En poursuivant le long de la rue, on arrive à l’église de Santa Caterina d’Alessandria du XVe siècle, flanquée de l’Oratoire des Philippins et celui de la Compagnie de la Croix. Sur la place en face de la maison identifiée comme la demeure de l’humaniste et théologien luthérien Aonio Paleario – brûlé vif en 1570 à Rome -, on peut agréablement se reposer à l’ombre des arbres pour admirer les panoramas suggestifs des collines toscanes et la belle vue panoramique de l’église de San Francesco.
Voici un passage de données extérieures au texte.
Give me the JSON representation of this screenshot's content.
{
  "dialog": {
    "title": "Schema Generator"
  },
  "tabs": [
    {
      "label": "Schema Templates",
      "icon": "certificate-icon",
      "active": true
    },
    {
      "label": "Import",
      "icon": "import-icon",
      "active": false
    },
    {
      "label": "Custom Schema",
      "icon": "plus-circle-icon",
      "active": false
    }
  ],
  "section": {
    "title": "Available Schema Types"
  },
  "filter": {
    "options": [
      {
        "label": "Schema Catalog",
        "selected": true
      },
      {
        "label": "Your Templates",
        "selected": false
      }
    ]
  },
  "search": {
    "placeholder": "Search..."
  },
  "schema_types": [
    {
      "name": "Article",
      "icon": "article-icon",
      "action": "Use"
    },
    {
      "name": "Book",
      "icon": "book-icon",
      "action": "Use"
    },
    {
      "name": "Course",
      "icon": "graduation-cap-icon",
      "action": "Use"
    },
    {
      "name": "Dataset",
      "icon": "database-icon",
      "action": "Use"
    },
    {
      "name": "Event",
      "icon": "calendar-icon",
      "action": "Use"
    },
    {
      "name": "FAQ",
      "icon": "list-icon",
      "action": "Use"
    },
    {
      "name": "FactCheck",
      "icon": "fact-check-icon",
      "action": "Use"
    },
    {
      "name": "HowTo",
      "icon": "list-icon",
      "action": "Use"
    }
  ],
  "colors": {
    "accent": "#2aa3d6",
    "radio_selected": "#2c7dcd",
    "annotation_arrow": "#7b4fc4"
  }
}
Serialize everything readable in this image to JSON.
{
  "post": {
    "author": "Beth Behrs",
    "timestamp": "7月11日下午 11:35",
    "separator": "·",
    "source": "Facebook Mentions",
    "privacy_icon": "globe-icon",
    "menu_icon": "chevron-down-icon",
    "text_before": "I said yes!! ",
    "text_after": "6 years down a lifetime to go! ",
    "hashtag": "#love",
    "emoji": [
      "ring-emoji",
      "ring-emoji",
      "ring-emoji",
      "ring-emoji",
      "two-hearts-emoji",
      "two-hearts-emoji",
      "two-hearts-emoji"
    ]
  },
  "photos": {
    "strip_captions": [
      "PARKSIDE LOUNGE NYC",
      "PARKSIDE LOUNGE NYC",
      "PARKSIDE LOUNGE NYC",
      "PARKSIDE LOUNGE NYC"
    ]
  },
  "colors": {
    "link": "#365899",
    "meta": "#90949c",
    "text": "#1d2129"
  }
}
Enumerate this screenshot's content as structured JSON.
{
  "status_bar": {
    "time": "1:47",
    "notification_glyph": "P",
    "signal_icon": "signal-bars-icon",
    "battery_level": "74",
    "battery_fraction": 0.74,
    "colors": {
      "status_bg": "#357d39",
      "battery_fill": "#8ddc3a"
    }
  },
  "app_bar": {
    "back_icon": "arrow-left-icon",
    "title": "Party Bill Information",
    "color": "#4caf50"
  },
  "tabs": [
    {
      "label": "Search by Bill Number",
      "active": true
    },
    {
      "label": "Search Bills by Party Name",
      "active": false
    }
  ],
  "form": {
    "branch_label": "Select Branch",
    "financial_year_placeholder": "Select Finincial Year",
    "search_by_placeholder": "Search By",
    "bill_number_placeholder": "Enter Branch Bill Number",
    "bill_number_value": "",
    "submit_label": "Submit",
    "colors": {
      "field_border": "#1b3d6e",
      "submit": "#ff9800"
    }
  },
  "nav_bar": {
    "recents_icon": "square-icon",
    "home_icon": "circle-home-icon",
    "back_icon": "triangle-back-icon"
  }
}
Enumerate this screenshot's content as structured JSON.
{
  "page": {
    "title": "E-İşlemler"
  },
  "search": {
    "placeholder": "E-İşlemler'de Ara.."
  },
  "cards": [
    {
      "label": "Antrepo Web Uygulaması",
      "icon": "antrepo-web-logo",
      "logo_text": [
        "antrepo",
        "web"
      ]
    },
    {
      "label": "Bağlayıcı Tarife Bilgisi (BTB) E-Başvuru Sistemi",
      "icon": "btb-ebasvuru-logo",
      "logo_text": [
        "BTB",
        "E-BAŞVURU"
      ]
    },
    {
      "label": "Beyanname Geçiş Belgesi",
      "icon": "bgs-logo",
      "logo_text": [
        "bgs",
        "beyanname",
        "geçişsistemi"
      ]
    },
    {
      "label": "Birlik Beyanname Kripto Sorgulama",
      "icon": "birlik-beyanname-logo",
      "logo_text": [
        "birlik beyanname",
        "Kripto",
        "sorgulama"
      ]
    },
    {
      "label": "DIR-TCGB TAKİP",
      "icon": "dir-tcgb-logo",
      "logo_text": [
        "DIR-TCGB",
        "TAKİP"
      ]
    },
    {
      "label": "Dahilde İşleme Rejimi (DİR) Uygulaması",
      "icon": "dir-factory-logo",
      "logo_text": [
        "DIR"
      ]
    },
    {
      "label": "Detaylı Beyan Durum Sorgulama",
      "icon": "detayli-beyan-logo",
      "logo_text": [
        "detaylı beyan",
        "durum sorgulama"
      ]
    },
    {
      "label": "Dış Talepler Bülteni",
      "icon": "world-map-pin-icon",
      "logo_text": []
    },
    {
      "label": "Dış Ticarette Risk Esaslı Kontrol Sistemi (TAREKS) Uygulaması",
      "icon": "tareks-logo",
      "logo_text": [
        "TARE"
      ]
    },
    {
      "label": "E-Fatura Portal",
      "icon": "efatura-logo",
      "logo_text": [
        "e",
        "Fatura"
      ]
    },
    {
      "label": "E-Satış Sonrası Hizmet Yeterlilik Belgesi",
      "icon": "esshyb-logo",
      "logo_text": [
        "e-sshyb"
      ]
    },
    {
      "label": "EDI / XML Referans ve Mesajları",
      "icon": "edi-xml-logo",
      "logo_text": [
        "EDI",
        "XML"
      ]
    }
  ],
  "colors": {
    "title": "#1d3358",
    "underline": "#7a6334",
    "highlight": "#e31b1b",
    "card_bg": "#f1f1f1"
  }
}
L’église de San Francesco qui s’élève seule sur la colline en face du Château, est accessible par un pont du XIVe siècle à arcades, construit pour relier le monastère au Bourg de Santa Caterina. De la piazza Santa Caterina en poursuivant le long de la rue principale, on arrive au Palazzo Renieri-Portigiani, aujourd’hui siège de la Mairie. La construction du palais est due à Bernardino Renieri, un commanditaire qui a exercé le rôle d’ingénieur à la cour française de Charles IX et qui a été nommé « architecte de la partie Guelfe » au service de François Ier de Médicis.